Seg-HGNN: Unsupervised and Light-Weight Image Segmentation with Hyperbolic Graph Neural Networks
Debjyoti Mondal, Rahul Mishra, Chandan Pandey
TL;DR
Seg-HGNN develops a lightweight, unsupervised image segmentation framework that operates in hyperbolic space to capture latent hierarchical structure with minimal parameters. By projecting patch-level features from a frozen transformer into the Lorentz model and applying a single hyperbolic graph convolutional layer, the method achieves competitive localization and segmentation results on standard benchmarks while using less than 7.5k trainable parameters and enabling fast inference on common GPUs.

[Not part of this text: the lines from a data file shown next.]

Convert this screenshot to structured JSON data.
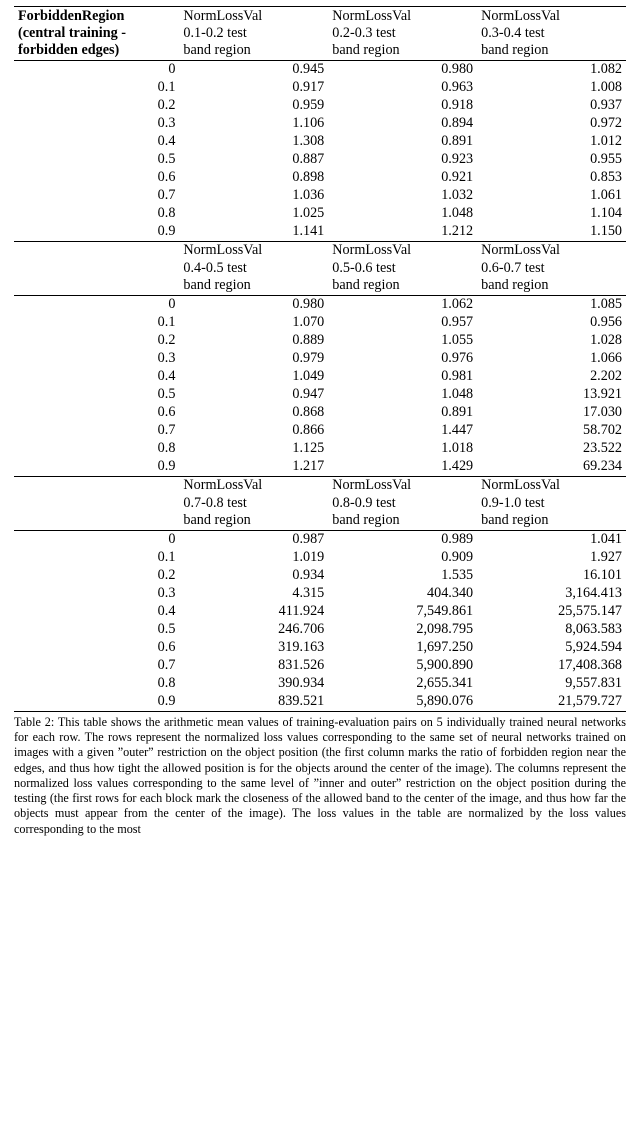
{
  "table": {
    "header0": {
      "col0_l1": "ForbiddenRegion",
      "col0_l2": "(central training -",
      "col0_l3": "forbidden edges)"
    },
    "blocks": [
      {
        "hdr": {
          "c1_l1": "NormLossVal",
          "c1_l2": "0.1-0.2 test",
          "c1_l3": "band region",
          "c2_l1": "NormLossVal",
          "c2_l2": "0.2-0.3 test",
          "c2_l3": "band region",
          "c3_l1": "NormLossVal",
          "c3_l2": "0.3-0.4 test",
          "c3_l3": "band region"
        },
        "rows": [
          {
            "k": "0",
            "v": [
              "0.945",
              "0.980",
              "1.082"
            ]
          },
          {
            "k": "0.1",
            "v": [
              "0.917",
              "0.963",
              "1.008"
            ]
          },
          {
            "k": "0.2",
            "v": [
              "0.959",
              "0.918",
              "0.937"
            ]
          },
          {
            "k": "0.3",
            "v": [
              "1.106",
              "0.894",
              "0.972"
            ]
          },
          {
            "k": "0.4",
            "v": [
              "1.308",
              "0.891",
              "1.012"
            ]
          },
          {
            "k": "0.5",
            "v": [
              "0.887",
              "0.923",
              "0.955"
            ]
          },
          {
            "k": "0.6",
            "v": [
              "0.898",
              "0.921",
              "0.853"
            ]
          },
          {
            "k": "0.7",
            "v": [
              "1.036",
              "1.032",
              "1.061"
            ]
          },
          {
            "k": "0.8",
            "v": [
              "1.025",
              "1.048",
              "1.104"
            ]
          },
          {
            "k": "0.9",
            "v": [
              "1.141",
              "1.212",
              "1.150"
            ]
          }
        ]
      },
      {
        "hdr": {
          "c1_l1": "NormLossVal",
          "c1_l2": "0.4-0.5 test",
          "c1_l3": "band region",
          "c2_l1": "NormLossVal",
          "c2_l2": "0.5-0.6 test",
          "c2_l3": "band region",
          "c3_l1": "NormLossVal",
          "c3_l2": "0.6-0.7 test",
          "c3_l3": "band region"
        },
        "rows": [
          {
            "k": "0",
            "v": [
              "0.980",
              "1.062",
              "1.085"
            ]
          },
          {
            "k": "0.1",
            "v": [
              "1.070",
              "0.957",
              "0.956"
            ]
          },
          {
            "k": "0.2",
            "v": [
              "0.889",
              "1.055",
              "1.028"
            ]
          },
          {
            "k": "0.3",
            "v": [
              "0.979",
              "0.976",
              "1.066"
            ]
          },
          {
            "k": "0.4",
            "v": [
              "1.049",
              "0.981",
              "2.202"
            ]
          },
          {
            "k": "0.5",
            "v": [
              "0.947",
              "1.048",
              "13.921"
            ]
          },
          {
            "k": "0.6",
            "v": [
              "0.868",
              "0.891",
              "17.030"
            ]
          },
          {
            "k": "0.7",
            "v": [
              "0.866",
              "1.447",
              "58.702"
            ]
          },
          {
            "k": "0.8",
            "v": [
              "1.125",
              "1.018",
              "23.522"
            ]
          },
          {
            "k": "0.9",
            "v": [
              "1.217",
              "1.429",
              "69.234"
            ]
          }
        ]
      },
      {
        "hdr": {
          "c1_l1": "NormLossVal",
          "c1_l2": "0.7-0.8 test",
          "c1_l3": "band region",
          "c2_l1": "NormLossVal",
          "c2_l2": "0.8-0.9 test",
          "c2_l3": "band region",
          "c3_l1": "NormLossVal",
          "c3_l2": "0.9-1.0 test",
          "c3_l3": "band region"
        },
        "rows": [
          {
            "k": "0",
            "v": [
              "0.987",
              "0.989",
              "1.041"
            ]
          },
          {
            "k": "0.1",
            "v": [
              "1.019",
              "0.909",
              "1.927"
            ]
          },
          {
            "k": "0.2",
            "v": [
              "0.934",
              "1.535",
              "16.101"
            ]
          },
          {
            "k": "0.3",
            "v": [
              "4.315",
              "404.340",
              "3,164.413"
            ]
          },
          {
            "k": "0.4",
            "v": [
              "411.924",
              "7,549.861",
              "25,575.147"
            ]
          },
          {
            "k": "0.5",
            "v": [
              "246.706",
              "2,098.795",
              "8,063.583"
            ]
          },
          {
            "k": "0.6",
            "v": [
              "319.163",
              "1,697.250",
              "5,924.594"
            ]
          },
          {
            "k": "0.7",
            "v": [
              "831.526",
              "5,900.890",
              "17,408.368"
            ]
          },
          {
            "k": "0.8",
            "v": [
              "390.934",
              "2,655.341",
              "9,557.831"
            ]
          },
          {
            "k": "0.9",
            "v": [
              "839.521",
              "5,890.076",
              "21,579.727"
            ]
          }
        ]
      }
    ]
  },
  "caption": {
    "label": "Table 2:",
    "text": " This table shows the arithmetic mean values of training-evaluation pairs on 5 individually trained neural networks for each row. The rows represent the normalized loss values corresponding to the same set of neural networks trained on images with a given ”outer” restriction on the object position (the first column marks the ratio of forbidden region near the edges, and thus how tight the allowed position is for the objects around the center of the image). The columns represent the normalized loss values corresponding to the same level of ”inner and outer” restriction on the object position during the testing (the first rows for each block mark the closeness of the allowed band to the center of the image, and thus how far the objects must appear from the center of the image). The loss values in the table are normalized by the loss values corresponding to the most"
  },
  "chart_data": {
    "type": "table",
    "title": "Table 2",
    "row_labels_name": "ForbiddenRegion (central training - forbidden edges)",
    "row_labels": [
      0,
      0.1,
      0.2,
      0.3,
      0.4,
      0.5,
      0.6,
      0.7,
      0.8,
      0.9
    ],
    "columns": [
      "NormLossVal 0.1-0.2 test band region",
      "NormLossVal 0.2-0.3 test band region",
      "NormLossVal 0.3-0.4 test band region",
      "NormLossVal 0.4-0.5 test band region",
      "NormLossVal 0.5-0.6 test band region",
      "NormLossVal 0.6-0.7 test band region",
      "NormLossVal 0.7-0.8 test band region",
      "NormLossVal 0.8-0.9 test band region",
      "NormLossVal 0.9-1.0 test band region"
    ],
    "data": [
      [
        0.945,
        0.98,
        1.082,
        0.98,
        1.062,
        1.085,
        0.987,
        0.989,
        1.041
      ],
      [
        0.917,
        0.963,
        1.008,
        1.07,
        0.957,
        0.956,
        1.019,
        0.909,
        1.927
      ],
      [
        0.959,
        0.918,
        0.937,
        0.889,
        1.055,
        1.028,
        0.934,
        1.535,
        16.101
      ],
      [
        1.106,
        0.894,
        0.972,
        0.979,
        0.976,
        1.066,
        4.315,
        404.34,
        3164.413
      ],
      [
        1.308,
        0.891,
        1.012,
        1.049,
        0.981,
        2.202,
        411.924,
        7549.861,
        25575.147
      ],
      [
        0.887,
        0.923,
        0.955,
        0.947,
        1.048,
        13.921,
        246.706,
        2098.795,
        8063.583
      ],
      [
        0.898,
        0.921,
        0.853,
        0.868,
        0.891,
        17.03,
        319.163,
        1697.25,
        5924.594
      ],
      [
        1.036,
        1.032,
        1.061,
        0.866,
        1.447,
        58.702,
        831.526,
        5900.89,
        17408.368
      ],
      [
        1.025,
        1.048,
        1.104,
        1.125,
        1.018,
        23.522,
        390.934,
        2655.341,
        9557.831
      ],
      [
        1.141,
        1.212,
        1.15,
        1.217,
        1.429,
        69.234,
        839.521,
        5890.076,
        21579.727
      ]
    ]
  }
}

The approach combines a Lorentz linear transform, Einstein midpoint aggregation, and a relaxed normalized-cut loss to cluster patches without supervision. This work demonstrates that hyperbolic representations offer compact, scalable, and effective image analysis, with practical implications for edge-friendly vision systems and real-time applications.
Abstract
Image analysis in the euclidean space through linear hyperspaces is well studied. However, in the quest for more effective image representations, we turn to hyperbolic manifolds. They provide a compelling alternative to capture complex hierarchical relationships in images with remarkably small dimensionality. To demonstrate hyperbolic embeddings' competence, we introduce a light-weight hyperbolic graph neural network for image segmentation, encompassing patch-level features in a very small embedding size. Our solution, Seg-HGNN, surpasses the current best unsupervised method by 2.5\%, 4\% on VOC-07, VOC-12 for localization, and by 0.8\%, 1.3\% on CUB-200, ECSSD for segmentation, respectively. With less than 7.5k trainable parameters, Seg-HGNN delivers effective and fast ($\approx 2$ images/second) results on very standard GPUs like the GTX1650. This empirical evaluation presents compelling evidence of the efficacy and potential of hyperbolic representations for vision tasks.